Recharging drained smartphone batteries at the end of a long day or during travel often requires a rush for plug points at airports or cafes. A company called AMPY says it has found a way to cut through all that by using kinetic energy - the movements of our body - to store energy in a square, palm-sized device holding a lithium ion battery and later provide recharge capability on demand. Using the AMPY alongside a half-hour run, for example, may provide three hours of smartphone recharge.

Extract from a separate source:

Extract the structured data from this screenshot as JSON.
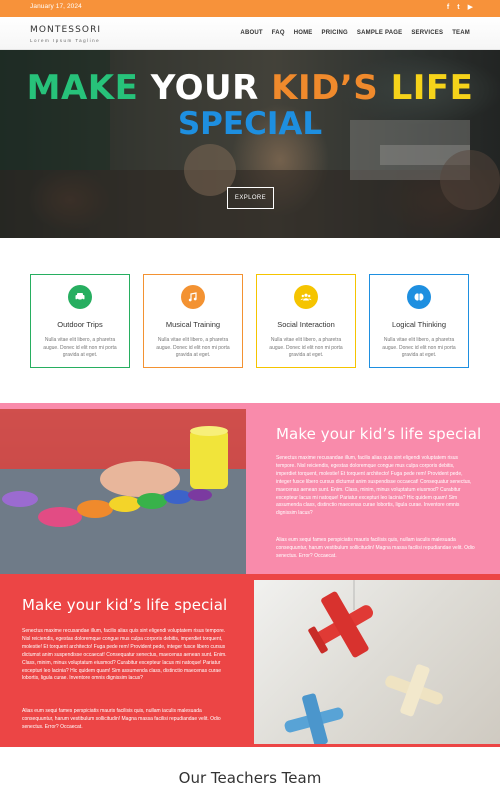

AMPY began as MyPower, a project that was started at Northwestern University by three engineering PhDs - Tejas Shastry, Alex Smith, and Mike Geier - who met at an entrepreneurship class. Shastry says there was no specific incident that triggered the work; they simply wanted a less bulky way to charge their phones. The three had worked in industry and brought in varied but focused expertise to bear on the AMPY design. Geier, for example, had worked at a battery start-up and knew about polymers to use in its design. Smith and Shastry had worked with solar technologies like thin-film photovoltaics, and were experts at energy harvesting - storing energy to use in snappy wireless devices.
HOW IT WORKS
Innards of the AMPY box
AMPY uses inductors - coils used in power transformers - to capture the body's kinetic energy. The architecture of the inductors packs them in a small-size form, while still creating significant power to make it competitive with other technologies. "We came up with a better inductor for charging," says Shastry.
Any movement can recharge the device, whether it be the bumps in your backpack while you walk, or, as one Buzzfeed article puts it, you can even attach it to your dog.

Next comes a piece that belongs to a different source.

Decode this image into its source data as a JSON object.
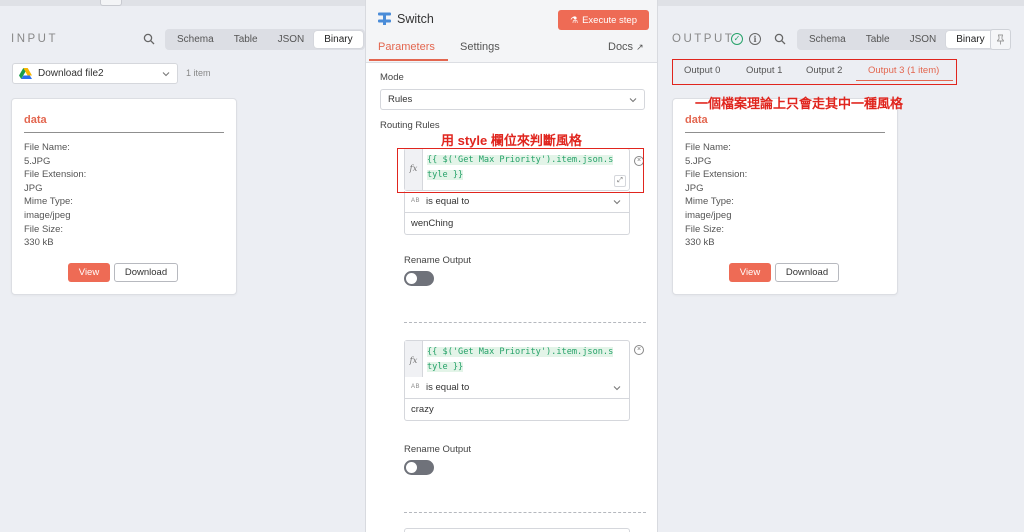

According to the company, commercial kinetic chargers that generate the same energy would need three times AMPY's size and weight, which is about that of a human palm and as heavy as a smartphone. The details of the inductor architecture are pending patents. AMPY also comes with an add-on app that estimates the calories burnt and energy generated. Its stored recharge is available for months and connects to USB ports.
AMPY's inductors and other components - a circuit board and a battery - are housed in case that is produced by 3-D printing in a process called injection moulding. The case has to attach to the curves of an arm or a leg and not come off. But making such curves within the limited budget was not easy. AMPY had to find a way of keeping the curves but also manage cost to get prototypes ready.
After winning the Northwestern University venture challenge in 2013, AMPY, then called MyPower, worked with Dragon Innovation to test and fine tune the product. It won the Cool Idea award in 2014 and has already been crowdfunded by Kickstarter to about $195,000 out of a $100,000 goal though the campaign has about two weeks to go at the time of writing.
What AMPY is aiming for is to get the technology to power wearable devices like smartwatches so that they are charged from the motion of our bodies and don't need to be plugged in. If so, it will need to reduce the size of its product even further but the team has already demonstrated its innovative capability.
WHAT ELSE IS OUT THERE
A single atomic layer material called molybdenum disulfide that can create an electric charge when it is stretched or compressed. In a letter published in the journal Nature this October, researchers showed it could indeed be strongly piezoelectric. Such a material could harvest energy from the environment to integrate into wearable products.
The company is now running a Kickstarter campaign that closes in November but has already been funded to almost double its pledged amount. The product is expected to ship mid-2015 to the Kickstarter backers and has a pre-sale price of $95. AMPY did not want to disclose the companies it is in talks with for wearables.